Roberto Damiani
Assistant Professor, Teaching Stream
roberto.damiani@daniels.utoronto.ca
Roberto Damiani is a designer, curator, and scholar whose work investigates the intellectual discourses and spatial manifestations of the public and the common in architecture and urbanism through an approach that brings together history, theory, and design perspectives.
Damiani’s interest in the public is the most evident in the recent book he edited The Architect and the Public: On George Baird's Contribution to Architecture (Quodlibet, 2020) which gathers multiple voices on the Canadian architect and Daniels Professor Emeritus George Baird’s theoretical work and teaching. The volume was awarded a grant from the Graham Foundation for Advanced Studies in the Fine Arts.

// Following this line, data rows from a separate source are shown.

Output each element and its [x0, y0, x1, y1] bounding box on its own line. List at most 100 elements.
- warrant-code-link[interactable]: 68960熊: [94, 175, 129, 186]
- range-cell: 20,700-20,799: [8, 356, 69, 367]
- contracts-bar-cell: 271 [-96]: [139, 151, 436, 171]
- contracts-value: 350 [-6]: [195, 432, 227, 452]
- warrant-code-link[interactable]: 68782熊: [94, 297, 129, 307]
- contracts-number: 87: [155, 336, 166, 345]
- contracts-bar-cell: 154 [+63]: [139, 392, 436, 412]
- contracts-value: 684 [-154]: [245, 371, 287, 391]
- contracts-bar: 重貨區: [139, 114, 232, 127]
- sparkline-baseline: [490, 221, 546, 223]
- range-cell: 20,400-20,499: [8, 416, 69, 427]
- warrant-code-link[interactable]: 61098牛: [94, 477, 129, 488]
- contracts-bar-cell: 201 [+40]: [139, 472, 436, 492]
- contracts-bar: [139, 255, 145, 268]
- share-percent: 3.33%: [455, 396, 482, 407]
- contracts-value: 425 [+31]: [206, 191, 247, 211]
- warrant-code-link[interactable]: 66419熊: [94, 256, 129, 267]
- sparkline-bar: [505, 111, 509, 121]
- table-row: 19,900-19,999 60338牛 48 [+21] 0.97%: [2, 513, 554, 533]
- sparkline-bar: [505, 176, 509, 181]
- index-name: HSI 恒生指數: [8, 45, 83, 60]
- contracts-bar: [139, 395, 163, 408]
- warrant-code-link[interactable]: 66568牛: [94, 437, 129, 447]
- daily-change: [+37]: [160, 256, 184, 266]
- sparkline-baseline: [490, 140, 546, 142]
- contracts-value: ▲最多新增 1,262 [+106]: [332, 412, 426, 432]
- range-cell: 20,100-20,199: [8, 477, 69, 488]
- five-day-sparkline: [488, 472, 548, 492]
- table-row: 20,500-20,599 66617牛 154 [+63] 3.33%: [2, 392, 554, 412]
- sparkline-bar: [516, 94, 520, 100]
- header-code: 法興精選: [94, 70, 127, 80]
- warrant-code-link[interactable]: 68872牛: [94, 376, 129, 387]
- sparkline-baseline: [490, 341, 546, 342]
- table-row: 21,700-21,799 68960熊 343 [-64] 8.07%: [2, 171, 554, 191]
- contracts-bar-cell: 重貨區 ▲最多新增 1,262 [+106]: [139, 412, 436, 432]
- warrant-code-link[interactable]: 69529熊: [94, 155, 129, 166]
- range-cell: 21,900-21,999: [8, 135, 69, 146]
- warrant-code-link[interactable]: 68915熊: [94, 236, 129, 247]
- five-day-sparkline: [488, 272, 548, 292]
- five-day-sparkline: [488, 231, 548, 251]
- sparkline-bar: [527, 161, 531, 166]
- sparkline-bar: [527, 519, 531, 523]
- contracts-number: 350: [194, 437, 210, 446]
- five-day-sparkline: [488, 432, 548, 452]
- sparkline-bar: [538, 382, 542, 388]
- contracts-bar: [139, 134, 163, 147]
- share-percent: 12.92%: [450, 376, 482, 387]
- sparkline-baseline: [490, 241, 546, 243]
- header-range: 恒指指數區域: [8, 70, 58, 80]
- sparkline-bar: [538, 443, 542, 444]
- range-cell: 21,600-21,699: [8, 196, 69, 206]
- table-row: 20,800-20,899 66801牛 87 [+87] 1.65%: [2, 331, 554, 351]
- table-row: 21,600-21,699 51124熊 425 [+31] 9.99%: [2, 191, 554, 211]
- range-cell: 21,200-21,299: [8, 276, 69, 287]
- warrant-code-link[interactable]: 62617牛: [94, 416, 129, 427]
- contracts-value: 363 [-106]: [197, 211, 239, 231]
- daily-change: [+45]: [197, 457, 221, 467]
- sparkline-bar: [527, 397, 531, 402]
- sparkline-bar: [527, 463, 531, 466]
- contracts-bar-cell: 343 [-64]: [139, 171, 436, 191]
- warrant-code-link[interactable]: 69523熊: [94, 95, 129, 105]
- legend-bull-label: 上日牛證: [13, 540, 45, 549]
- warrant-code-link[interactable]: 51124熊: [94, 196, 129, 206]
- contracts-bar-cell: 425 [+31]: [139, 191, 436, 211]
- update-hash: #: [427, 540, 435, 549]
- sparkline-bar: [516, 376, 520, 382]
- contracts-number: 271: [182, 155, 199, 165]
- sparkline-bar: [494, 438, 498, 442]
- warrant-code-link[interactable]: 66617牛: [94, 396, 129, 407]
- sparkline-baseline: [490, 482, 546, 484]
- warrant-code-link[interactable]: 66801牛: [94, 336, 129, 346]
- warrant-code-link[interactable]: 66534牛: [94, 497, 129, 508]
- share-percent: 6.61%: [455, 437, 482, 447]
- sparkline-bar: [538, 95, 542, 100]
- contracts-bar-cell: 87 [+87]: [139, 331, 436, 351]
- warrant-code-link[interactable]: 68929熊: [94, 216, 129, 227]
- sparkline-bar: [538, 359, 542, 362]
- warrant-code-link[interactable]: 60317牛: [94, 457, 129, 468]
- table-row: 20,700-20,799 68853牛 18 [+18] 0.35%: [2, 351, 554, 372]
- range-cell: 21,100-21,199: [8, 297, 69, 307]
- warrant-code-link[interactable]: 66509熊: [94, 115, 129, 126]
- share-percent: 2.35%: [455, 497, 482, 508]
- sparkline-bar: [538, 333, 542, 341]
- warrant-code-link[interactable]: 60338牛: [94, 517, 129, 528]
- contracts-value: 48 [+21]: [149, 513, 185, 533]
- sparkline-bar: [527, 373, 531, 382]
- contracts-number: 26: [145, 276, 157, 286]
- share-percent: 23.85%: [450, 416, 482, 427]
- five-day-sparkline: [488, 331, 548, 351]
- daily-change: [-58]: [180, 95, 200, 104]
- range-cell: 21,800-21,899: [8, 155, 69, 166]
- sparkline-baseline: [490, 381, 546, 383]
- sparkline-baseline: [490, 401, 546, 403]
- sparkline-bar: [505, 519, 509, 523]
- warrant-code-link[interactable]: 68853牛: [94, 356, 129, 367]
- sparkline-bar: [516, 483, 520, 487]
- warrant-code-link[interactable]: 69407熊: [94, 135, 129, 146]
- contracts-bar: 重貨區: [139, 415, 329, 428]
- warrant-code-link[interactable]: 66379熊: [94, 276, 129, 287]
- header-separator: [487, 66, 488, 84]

Damiani holds a Ph.D. in History and Theory of Urbanism from the University of Pescara with a dissertation on Aldo Rossi's, Colin Rowe's, and Oswald M. Ungers's contribution to the teaching and practice of modern urban design. Some excerpts of his doctoral research have been exhibited at the 14th Venice Architecture Biennale and will be published in the forthcoming volumes Radical Pedagogies (MIT Press, 2022) and Histories of Architecture Education in the United States (Routledge, 2022). Other shorter writings on the teaching and practice of urbanism have appeared in the journals JAE, OASE, Scapegoat, and San Rocco.

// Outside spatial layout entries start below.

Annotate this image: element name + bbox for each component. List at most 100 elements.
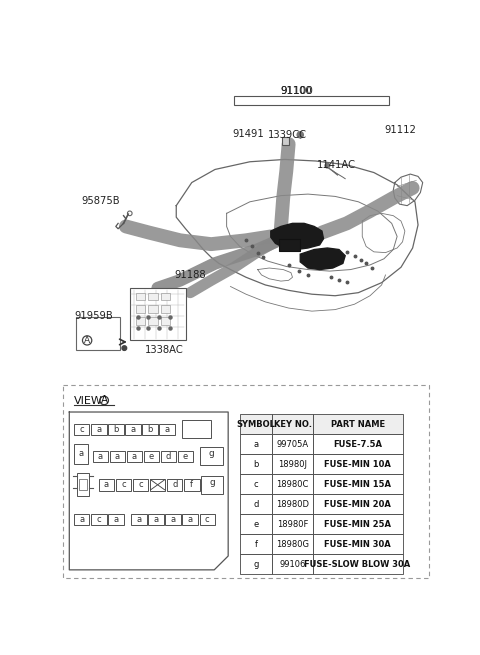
Text: FUSE-MIN 25A: FUSE-MIN 25A [324,520,391,529]
Text: 18980D: 18980D [276,500,309,509]
Bar [200,514,215,525]
Bar [161,305,170,312]
Bar [130,288,186,341]
Text: a: a [170,515,176,524]
Text: FUSE-MIN 20A: FUSE-MIN 20A [324,500,391,509]
Bar [150,479,166,491]
Bar [167,479,182,491]
Text: a: a [136,515,142,524]
Bar [161,317,170,325]
Text: c: c [79,425,84,434]
Bar [159,424,175,435]
Text: 18980G: 18980G [276,540,309,549]
Text: 91188: 91188 [175,270,206,280]
Bar [240,434,272,455]
Bar [312,434,403,455]
Bar [133,479,148,491]
Bar [184,479,200,491]
Bar [312,555,403,574]
Text: g: g [253,560,259,569]
Text: A: A [84,336,90,345]
Text: a: a [96,425,101,434]
Bar [240,495,272,514]
Bar [278,239,300,251]
Text: PART NAME: PART NAME [331,420,384,429]
Bar [91,514,107,525]
Bar [240,534,272,555]
Text: 18980C: 18980C [276,480,309,489]
Bar [148,293,157,301]
Text: 18980J: 18980J [278,460,307,469]
Text: e: e [183,452,188,460]
Bar [148,305,157,312]
Bar [136,305,145,312]
Bar [93,451,108,462]
Bar [79,479,87,490]
Circle shape [325,163,330,168]
Text: f: f [254,540,258,549]
Bar [312,495,403,514]
Text: FUSE-MIN 10A: FUSE-MIN 10A [324,460,391,469]
Text: c: c [96,515,101,524]
Bar [272,434,312,455]
FancyBboxPatch shape [63,385,429,578]
Bar [282,137,288,145]
Text: SYMBOL: SYMBOL [237,420,276,429]
Bar [74,444,88,464]
Text: 1339CC: 1339CC [268,130,307,140]
Text: 91491: 91491 [232,128,264,139]
Bar [240,415,272,434]
Bar [75,317,120,350]
Text: a: a [130,425,135,434]
Bar [74,424,89,435]
Bar [142,424,157,435]
Circle shape [297,132,303,138]
Bar [116,479,132,491]
Bar [272,495,312,514]
Bar [181,421,211,438]
Text: 95875B: 95875B [82,196,120,206]
Bar [136,317,145,325]
Text: c: c [121,480,126,489]
Bar [272,474,312,495]
Bar [91,424,107,435]
Bar [312,415,403,434]
Text: c: c [138,480,143,489]
Bar [312,514,403,534]
Bar [240,455,272,474]
Bar [201,476,223,494]
Text: a: a [253,440,259,449]
Bar [161,451,176,462]
Bar [234,96,389,105]
Polygon shape [300,248,345,270]
Text: FUSE-MIN 30A: FUSE-MIN 30A [324,540,391,549]
Text: d: d [166,452,171,460]
Bar [272,415,312,434]
Text: d: d [253,500,259,509]
Text: 91100: 91100 [281,86,312,96]
Bar [161,293,170,301]
Text: c: c [254,480,258,489]
Text: b: b [113,425,119,434]
Bar [109,451,125,462]
Text: 91959B: 91959B [74,311,113,321]
Text: FUSE-MIN 15A: FUSE-MIN 15A [324,480,391,489]
Text: a: a [79,515,84,524]
Text: d: d [172,480,178,489]
Bar [132,514,147,525]
Bar [272,455,312,474]
Text: 1141AC: 1141AC [317,160,356,170]
Text: a: a [104,480,109,489]
Circle shape [122,346,127,350]
Text: A: A [101,396,108,405]
Polygon shape [271,223,324,250]
Text: a: a [132,452,137,460]
Bar [312,474,403,495]
Text: KEY NO.: KEY NO. [274,420,312,429]
Text: a: a [164,425,169,434]
Text: 91100: 91100 [280,86,313,96]
Text: a: a [78,449,84,458]
Text: b: b [253,460,259,469]
Text: VIEW: VIEW [74,396,103,406]
Bar [240,555,272,574]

Damiani’s design work on contemporary public space has been recognized in the international competition Toronto: Middle City Passages, 2015 and the exhibitions Call to Order (2015) at the University of Miami and Unfolding Pavilion (2018) in Venice and published in the Bauhaus’s journal Horizonte. In Toronto, he is the organizer and curator of Italy under Construction, a series of public lectures and exhibitions on contemporary architecture in Italy sponsored by the Italian Cultural Institute in Toronto (iuctoronto.it).
Damiani held teaching and research positions at Cornell University, the University of Waterloo, and the Daniels Faculty, where he is now teaching in the undergraduate and graduate programs.